Vu la procédure suivante :
Procédure contentieuse antérieure
M. B... A... a demandé au tribunal administratif de Clermont-Ferrand d'annuler l'arrêté du 3 mai 2021 par lequel le préfet du Cantal l'a obligé à quitter le territoire français sans délai, a fixé le pays de destination duquel il pourra être reconduit, et a prononcé à son encontre une interdiction de retour sur le territoire français d'une durée de trois ans ainsi que d'annuler l'arrêté du même jour par lequel le préfet du Cantal l'a assigné à résidence pour une durée de quarante-cinq jours.
Par jugement n° 2100959 du 7 mai 2021, la magistrate désignée par le président du tribunal administratif de Clermont-Ferrand a, dans un article 1er, admis M. A... au bénéfice de l'aide juridictionnelle provisoire et, dans un article 2, rejeté le surplus de la demande.
Procédure devant la cour
Par une requête et un mémoire, enregistrés les 5 et 12 août 2021, M. A..., représenté par Me Meral, demande à la cour :
1°) d'annuler l'article 2 du jugement susvisé du 7 mai 2021 et les décisions susvisées prises à son encontre ;
2°) d'enjoindre au préfet du Cantal, à titre principal, de lui délivrer un titre de séjour dans un délai de quinze jours à compter de la notification de l'arrêt sous astreinte de 50 euros par jour de retard, à titre subsidiaire, d'enjoindre audit préfet de réexaminer sa situation dans un délai de quinze jours suivant la notification de l'arrêt sous astreinte de 50 euros par jour de retard, et dans l'attente, de lui délivrer une autorisation provisoire de séjour ;
3°) de mettre à la charge de l'Etat la somme de 1 200 euros en application des dispositions de l'article L. 761-1 du code de justice administrative et de l'article 37 de la loi du 10 juillet 1991.
Il soutient que :
- la décision portant obligation de quitter le territoire français est entachée d'un vice de procédure, dès lors qu'elle a été prise sans son audition préalable et sans respect de son droit d'être entendu au sens du droit de l'Union européenne ;
- elle méconnaît les dispositions de l'article L. 423-23 du code de l'entrée et du séjour des étrangers et du droit d'asile ainsi que les stipulations de l'article 8 de la convention européenne de sauvegarde des droits de l'homme et des libertés fondamentales ;
- la décision de refus de délai de départ volontaire méconnaît les dispositions des articles L. 612-2 et L. 612-3 du code de l'entrée et du séjour des étrangers et du droit d'asile dès lors qu'il justifie de circonstances particulières ;
- la décision portant interdiction de retour sur le territoire français est illégale en raison de l'illégalité de la décision portant refus de délai de départ volontaire ;
- elle est insuffisamment motivée, est entachée d'une erreur manifeste d'appréciation au regard de sa vie privée et familiale et de l'existence de circonstances humanitaires faisant obstacle à son édiction ;
- la décision portant assignation à résidence est illégale en raison de l'illégalité de l'obligation de quitter le territoire français.
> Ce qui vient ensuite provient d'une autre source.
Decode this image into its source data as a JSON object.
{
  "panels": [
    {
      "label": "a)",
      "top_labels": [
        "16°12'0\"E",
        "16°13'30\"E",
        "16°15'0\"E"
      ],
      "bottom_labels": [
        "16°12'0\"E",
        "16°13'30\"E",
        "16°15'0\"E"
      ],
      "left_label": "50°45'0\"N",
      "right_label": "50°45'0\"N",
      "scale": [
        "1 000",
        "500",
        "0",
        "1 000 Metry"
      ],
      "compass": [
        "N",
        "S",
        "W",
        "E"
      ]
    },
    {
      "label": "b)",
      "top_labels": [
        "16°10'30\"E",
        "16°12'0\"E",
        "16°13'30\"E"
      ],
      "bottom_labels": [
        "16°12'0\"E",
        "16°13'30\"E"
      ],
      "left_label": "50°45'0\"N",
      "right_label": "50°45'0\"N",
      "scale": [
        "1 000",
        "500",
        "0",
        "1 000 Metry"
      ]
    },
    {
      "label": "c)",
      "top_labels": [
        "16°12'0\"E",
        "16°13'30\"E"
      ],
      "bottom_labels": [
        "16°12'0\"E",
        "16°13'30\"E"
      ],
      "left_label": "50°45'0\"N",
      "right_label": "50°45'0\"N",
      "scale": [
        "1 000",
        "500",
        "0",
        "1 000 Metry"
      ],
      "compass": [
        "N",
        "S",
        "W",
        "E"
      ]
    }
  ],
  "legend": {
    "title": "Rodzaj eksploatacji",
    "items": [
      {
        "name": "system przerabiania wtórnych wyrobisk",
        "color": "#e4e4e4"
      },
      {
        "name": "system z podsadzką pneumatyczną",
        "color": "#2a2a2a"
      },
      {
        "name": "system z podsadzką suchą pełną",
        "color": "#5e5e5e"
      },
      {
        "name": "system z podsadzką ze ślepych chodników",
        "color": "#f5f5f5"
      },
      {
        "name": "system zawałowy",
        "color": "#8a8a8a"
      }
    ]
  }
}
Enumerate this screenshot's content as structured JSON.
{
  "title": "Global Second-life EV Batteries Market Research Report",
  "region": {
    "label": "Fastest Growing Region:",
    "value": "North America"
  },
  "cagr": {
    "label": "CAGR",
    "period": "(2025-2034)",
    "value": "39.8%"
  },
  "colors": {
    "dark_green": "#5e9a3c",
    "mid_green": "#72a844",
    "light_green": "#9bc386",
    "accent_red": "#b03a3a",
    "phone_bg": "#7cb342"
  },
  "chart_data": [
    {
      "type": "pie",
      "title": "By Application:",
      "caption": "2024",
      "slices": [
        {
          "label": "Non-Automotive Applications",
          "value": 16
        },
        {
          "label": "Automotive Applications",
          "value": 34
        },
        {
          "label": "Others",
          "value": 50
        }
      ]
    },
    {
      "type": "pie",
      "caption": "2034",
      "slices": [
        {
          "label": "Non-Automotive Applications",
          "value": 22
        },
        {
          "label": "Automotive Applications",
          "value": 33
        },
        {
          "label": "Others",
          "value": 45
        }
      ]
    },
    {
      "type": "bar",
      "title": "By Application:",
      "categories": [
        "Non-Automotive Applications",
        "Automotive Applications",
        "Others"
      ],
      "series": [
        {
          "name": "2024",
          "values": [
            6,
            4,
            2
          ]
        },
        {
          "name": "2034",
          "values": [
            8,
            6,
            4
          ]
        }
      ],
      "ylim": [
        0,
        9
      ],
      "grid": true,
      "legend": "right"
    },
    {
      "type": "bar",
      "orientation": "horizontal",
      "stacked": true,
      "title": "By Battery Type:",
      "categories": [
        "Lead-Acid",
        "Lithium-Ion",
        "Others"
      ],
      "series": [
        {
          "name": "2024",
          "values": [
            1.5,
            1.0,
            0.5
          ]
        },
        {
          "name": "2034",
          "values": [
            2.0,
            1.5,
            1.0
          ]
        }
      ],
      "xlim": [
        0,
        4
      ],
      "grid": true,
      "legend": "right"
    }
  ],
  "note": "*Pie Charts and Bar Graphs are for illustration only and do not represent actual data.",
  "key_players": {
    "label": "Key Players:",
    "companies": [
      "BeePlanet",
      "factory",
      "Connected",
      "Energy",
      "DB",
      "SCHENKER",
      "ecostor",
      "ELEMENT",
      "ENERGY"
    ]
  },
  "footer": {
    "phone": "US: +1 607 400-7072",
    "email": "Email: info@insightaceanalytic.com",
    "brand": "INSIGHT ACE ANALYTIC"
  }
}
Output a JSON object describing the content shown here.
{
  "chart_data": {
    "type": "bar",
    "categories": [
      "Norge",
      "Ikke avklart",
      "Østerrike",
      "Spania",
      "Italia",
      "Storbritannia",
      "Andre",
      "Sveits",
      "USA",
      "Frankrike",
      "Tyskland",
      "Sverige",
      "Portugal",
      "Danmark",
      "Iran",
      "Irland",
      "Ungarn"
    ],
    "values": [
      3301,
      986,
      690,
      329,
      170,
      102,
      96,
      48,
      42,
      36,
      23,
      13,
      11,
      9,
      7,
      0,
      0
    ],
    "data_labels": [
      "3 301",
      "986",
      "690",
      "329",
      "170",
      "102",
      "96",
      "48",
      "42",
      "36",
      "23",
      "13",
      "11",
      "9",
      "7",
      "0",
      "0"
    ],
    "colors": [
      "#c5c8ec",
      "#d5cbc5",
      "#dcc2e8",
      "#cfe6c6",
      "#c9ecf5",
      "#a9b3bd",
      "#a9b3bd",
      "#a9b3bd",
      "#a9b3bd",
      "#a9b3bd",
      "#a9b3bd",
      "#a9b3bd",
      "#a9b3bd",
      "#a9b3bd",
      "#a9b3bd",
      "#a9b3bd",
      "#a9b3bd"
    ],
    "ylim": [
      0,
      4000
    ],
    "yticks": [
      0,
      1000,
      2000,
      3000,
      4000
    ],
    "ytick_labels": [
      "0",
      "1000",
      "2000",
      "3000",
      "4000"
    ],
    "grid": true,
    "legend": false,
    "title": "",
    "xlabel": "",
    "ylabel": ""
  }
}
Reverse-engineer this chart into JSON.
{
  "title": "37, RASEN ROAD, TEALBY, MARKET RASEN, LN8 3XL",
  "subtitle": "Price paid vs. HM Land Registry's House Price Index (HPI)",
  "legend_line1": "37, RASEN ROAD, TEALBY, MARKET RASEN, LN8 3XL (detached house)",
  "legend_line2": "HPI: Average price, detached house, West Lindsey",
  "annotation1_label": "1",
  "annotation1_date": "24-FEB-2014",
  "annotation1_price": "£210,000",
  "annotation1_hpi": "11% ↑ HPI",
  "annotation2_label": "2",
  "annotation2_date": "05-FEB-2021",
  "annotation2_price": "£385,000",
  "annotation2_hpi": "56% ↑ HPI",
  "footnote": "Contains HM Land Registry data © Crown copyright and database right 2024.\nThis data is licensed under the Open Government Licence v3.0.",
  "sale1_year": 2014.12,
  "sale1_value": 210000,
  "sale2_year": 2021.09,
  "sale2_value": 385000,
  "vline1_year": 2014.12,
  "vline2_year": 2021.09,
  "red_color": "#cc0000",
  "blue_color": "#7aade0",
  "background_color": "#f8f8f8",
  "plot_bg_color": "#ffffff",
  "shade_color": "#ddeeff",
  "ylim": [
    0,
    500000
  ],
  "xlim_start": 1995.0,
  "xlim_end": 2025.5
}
Par un mémoire, enregistré le 6 octobre 2021, le préfet du Cantal conclut au rejet de la requête.
Il fait valoir que les moyens soulevés ne sont pas fondés.
Les parties ont été informées, par courrier du 4 juillet 2022, en application des dispositions de l'article R. 611-7-3 du code de justice administrative, de ce que, dans l'hypothèse où la cour annulerait l'interdiction de retour sur le territoire français prononcée à l'encontre de M. A..., l'arrêt à intervenir est susceptible d'impliquer le prononcé d'office d'une injonction afin de procéder à l'effacement de son signalement aux fins de son admission dans le système d'information Schengen.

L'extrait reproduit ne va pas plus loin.